Some of my friends who were present at the local venue of the meeting told me that global executives were generally upbeat about growth potential in the city and the country despite the current challenges. But more importantly, these business leaders offered real insights or even directly raised questions and concerns about further driving their local business expansion. All these actually showed their confidence and trust in Shanghai, as well as their wishes that the city could be the first in China to test pilot policies so as to clear any potential hurdles for future growth.
Shanghai is undoubtedly playing a leading role in facilitating dialogues and exchanges with multinational companies. The China International Import Expo Bureau in March announced the first batch of 143 foreign enterprises to exhibit at the third expo in November. Almost 40 percent are Fortune Global 500 enterprises, while over 50 percent are leaders in their industries.
Source of global innovation
Multinational companies are already deeply integrated in the city’s business landscape.
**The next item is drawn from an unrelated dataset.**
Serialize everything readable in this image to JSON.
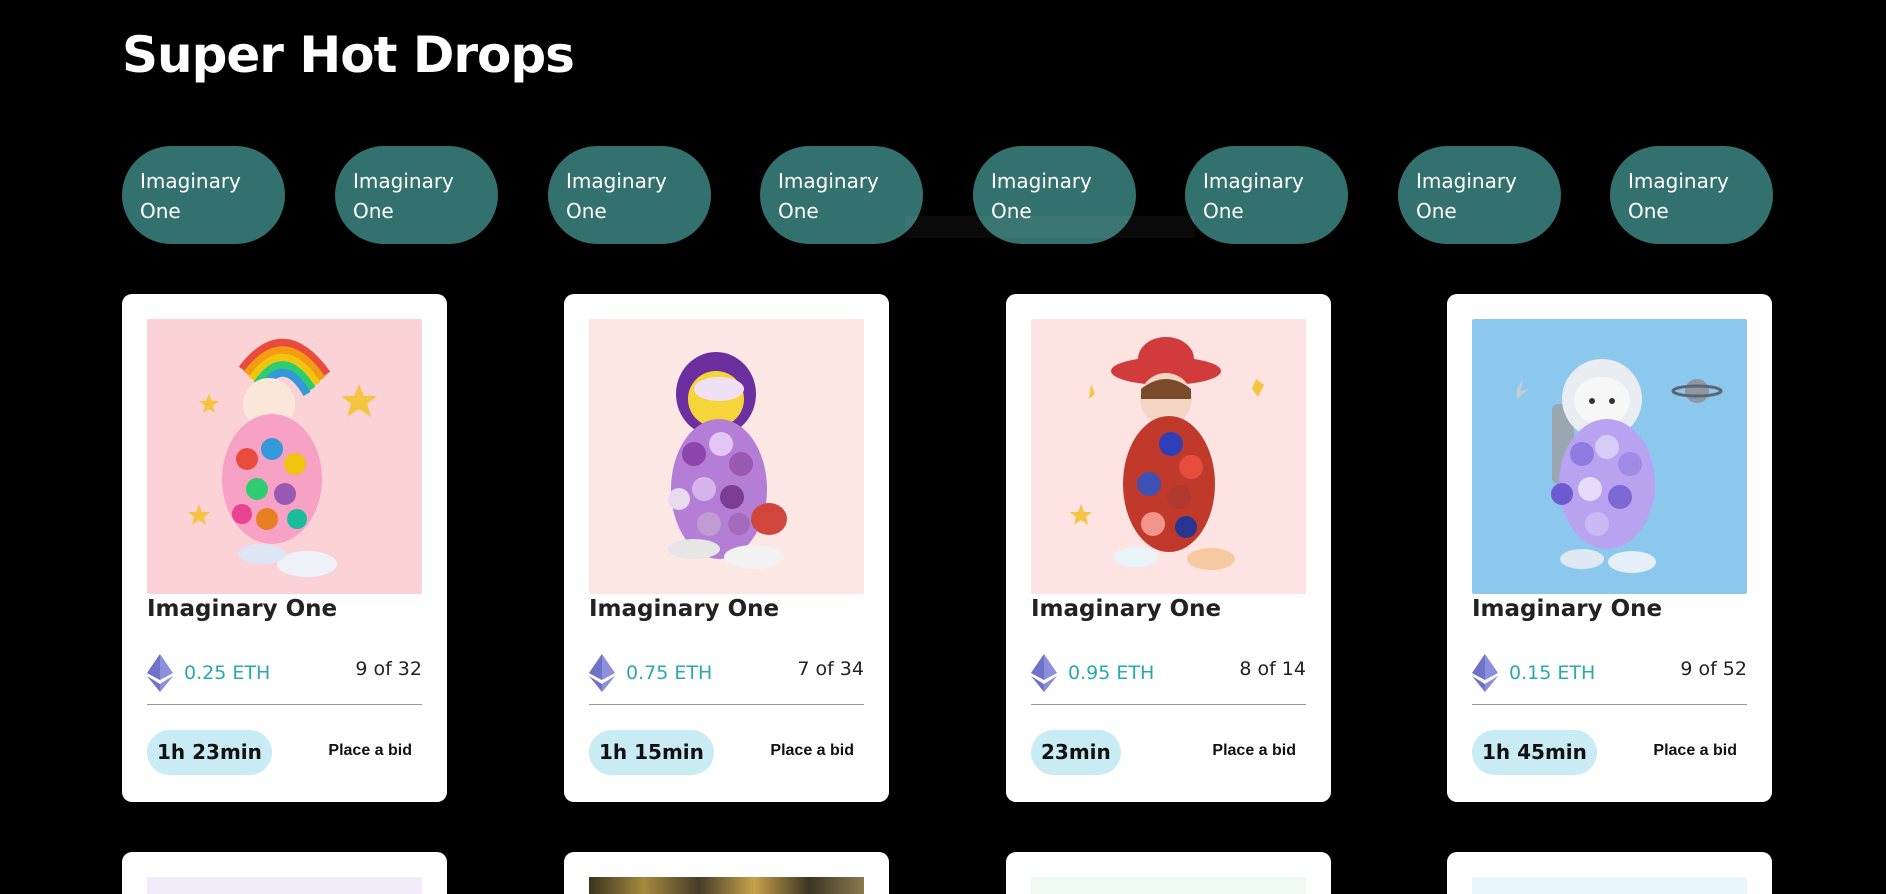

During Shanghai’s Double Five Shopping Festival in May, a campaign to boost local consumption, L’Oreal brought more than 100 new launch events, including new products, new brands, new boutiques and new technologies.
For many multinational companies, the massive local market is no longer the only reason why they choose to increase investment and allocate more resources. China is also emerging as a source of global innovation, and Shanghai is at the forefront.
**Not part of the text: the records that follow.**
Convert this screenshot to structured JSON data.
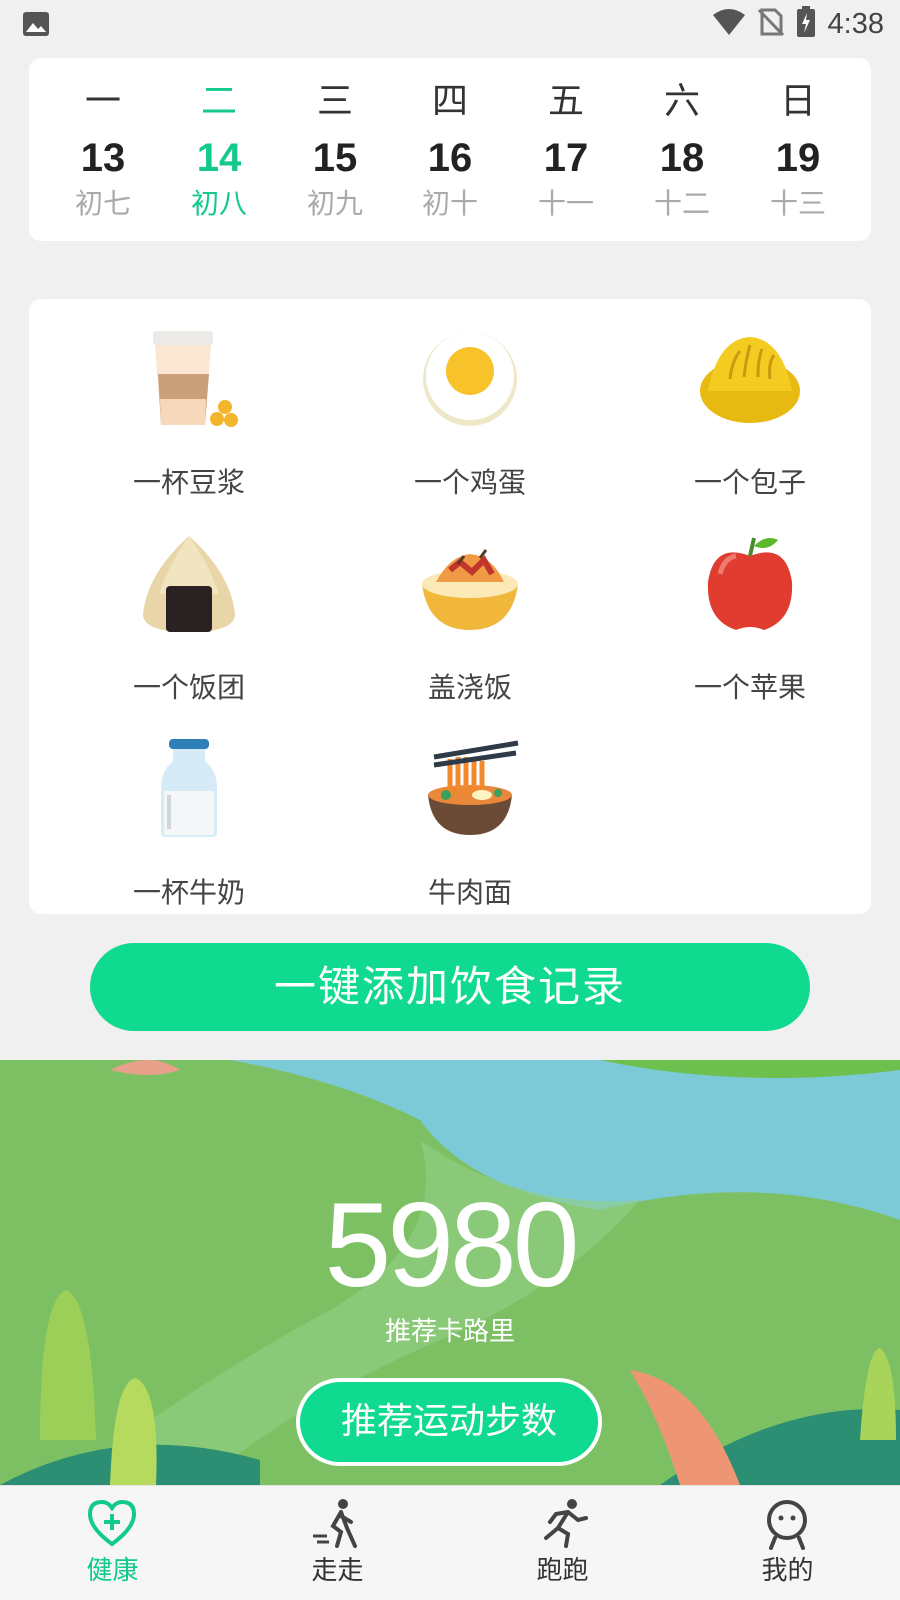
{
  "status_bar": {
    "time": "4:38",
    "icons": [
      "image-icon",
      "wifi-icon",
      "no-sim-icon",
      "battery-charging-icon"
    ]
  },
  "calendar": {
    "days": [
      {
        "weekday": "一",
        "date": "13",
        "lunar": "初七",
        "active": false
      },
      {
        "weekday": "二",
        "date": "14",
        "lunar": "初八",
        "active": true
      },
      {
        "weekday": "三",
        "date": "15",
        "lunar": "初九",
        "active": false
      },
      {
        "weekday": "四",
        "date": "16",
        "lunar": "初十",
        "active": false
      },
      {
        "weekday": "五",
        "date": "17",
        "lunar": "十一",
        "active": false
      },
      {
        "weekday": "六",
        "date": "18",
        "lunar": "十二",
        "active": false
      },
      {
        "weekday": "日",
        "date": "19",
        "lunar": "十三",
        "active": false
      }
    ]
  },
  "foods": [
    {
      "label": "一杯豆浆",
      "icon": "soy-milk-icon"
    },
    {
      "label": "一个鸡蛋",
      "icon": "egg-icon"
    },
    {
      "label": "一个包子",
      "icon": "bun-icon"
    },
    {
      "label": "一个饭团",
      "icon": "rice-ball-icon"
    },
    {
      "label": "盖浇饭",
      "icon": "rice-bowl-icon"
    },
    {
      "label": "一个苹果",
      "icon": "apple-icon"
    },
    {
      "label": "一杯牛奶",
      "icon": "milk-icon"
    },
    {
      "label": "牛肉面",
      "icon": "beef-noodles-icon"
    }
  ],
  "add_button_label": "一键添加饮食记录",
  "recommend": {
    "calories": "5980",
    "calories_label": "推荐卡路里",
    "steps_button_label": "推荐运动步数"
  },
  "bottom_nav": [
    {
      "label": "健康",
      "icon": "heart-plus-icon",
      "active": true
    },
    {
      "label": "走走",
      "icon": "walking-icon",
      "active": false
    },
    {
      "label": "跑跑",
      "icon": "running-icon",
      "active": false
    },
    {
      "label": "我的",
      "icon": "profile-icon",
      "active": false
    }
  ],
  "colors": {
    "accent": "#10d990",
    "accent_text": "#13c98d"
  }
}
For example, eight of the top 10 global pharma companies — Novartis, Roche, AstraZeneca, Johnson & Johnson, GSK, Eli Lilly, Amgen and Pfizer — have set up R&D centers in Zhangjiang, Shanghai. Almost all of them are proactively seeking partnerships with Chinese pharma companies, universities and research institutes to bolster early-stage research and drug development for the benefits of people not only in China but also across the world.
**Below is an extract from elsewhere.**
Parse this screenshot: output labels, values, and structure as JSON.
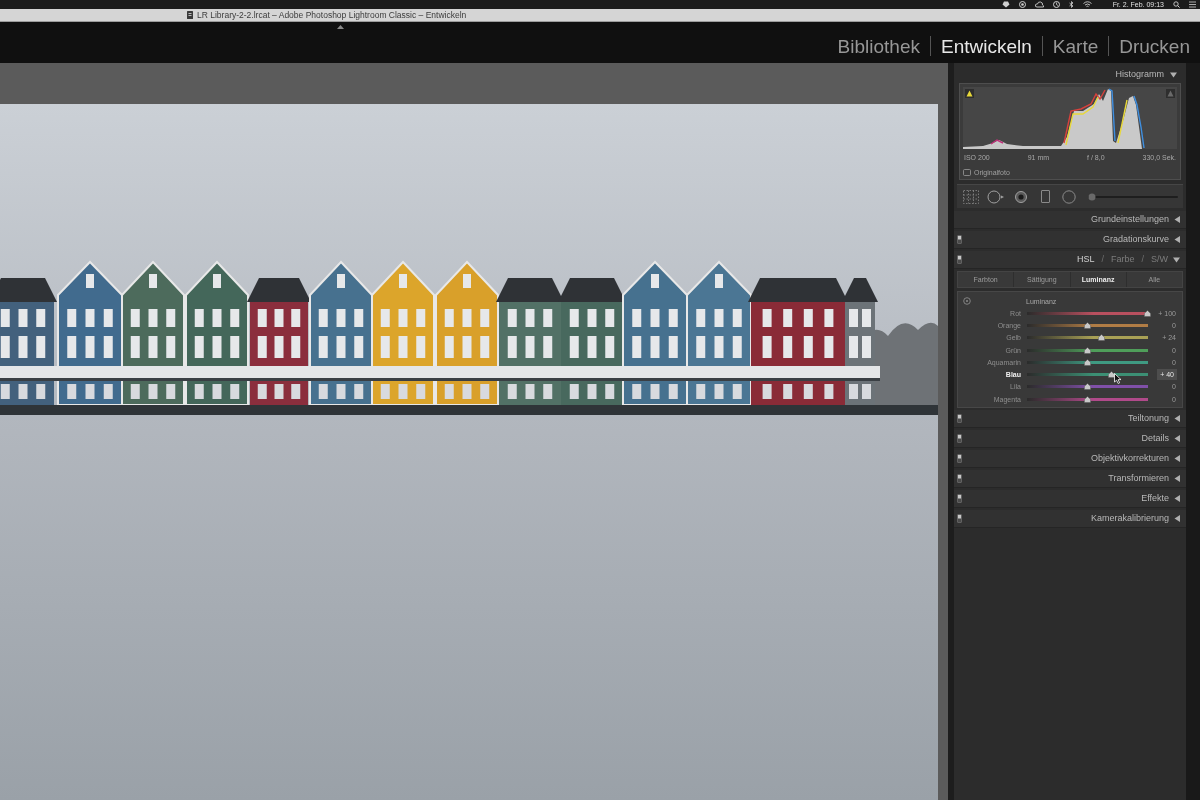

As the pandemic lingers, some people may point to the potential threat of de-globalization, under which investment may revert to corporate headquarters. However, we should also be aware that no company would simply decide to go back to its home turf on impulse. It’s a business decision that must be carefully made by taking into consideration a combination of multiple factors, such as markets, costs, supply chain stability and future innovation potential.
China is always committed to fostering the globalization process by actively contributing to the global industry chain. Meanwhile, the country is also shoring up its own supply-demand system to prevent potential systemic risks and disruption in global supply chain amid the pandemic. Actually, some smart multinational companies have already taken actions to join hands with their Chinese counterparts in creating new products and solutions, not only for the China market, but also for Asia and the whole world.
Shanghai Party Secretary Li said at the virtual meeting that the city is committed to playing a central role in stabilizing China’s production and supply chain to serve the global market. My friends at the meeting told me that Li’s emphasis on a better business environment has impressed many global corporate leaders, who told the city leaders that they really hoped Shanghai could play an even more active role in the next round of opening-up.
We shouldn’t expect an online IBLAC meeting to address all questions and needs. But it demonstrates the city’s unwavering efforts to engage and serve multinational companies. The best way to retain and grow with them is to let them be part of the city’s future plan and growth story, and Shanghai is delivering on this mission.
The author is an adjunct research fellow at Research Center for Global Public Opinion of China, Shanghai International Studies University, and founding partner of 3am Consulting, a consultancy specializing in global communications.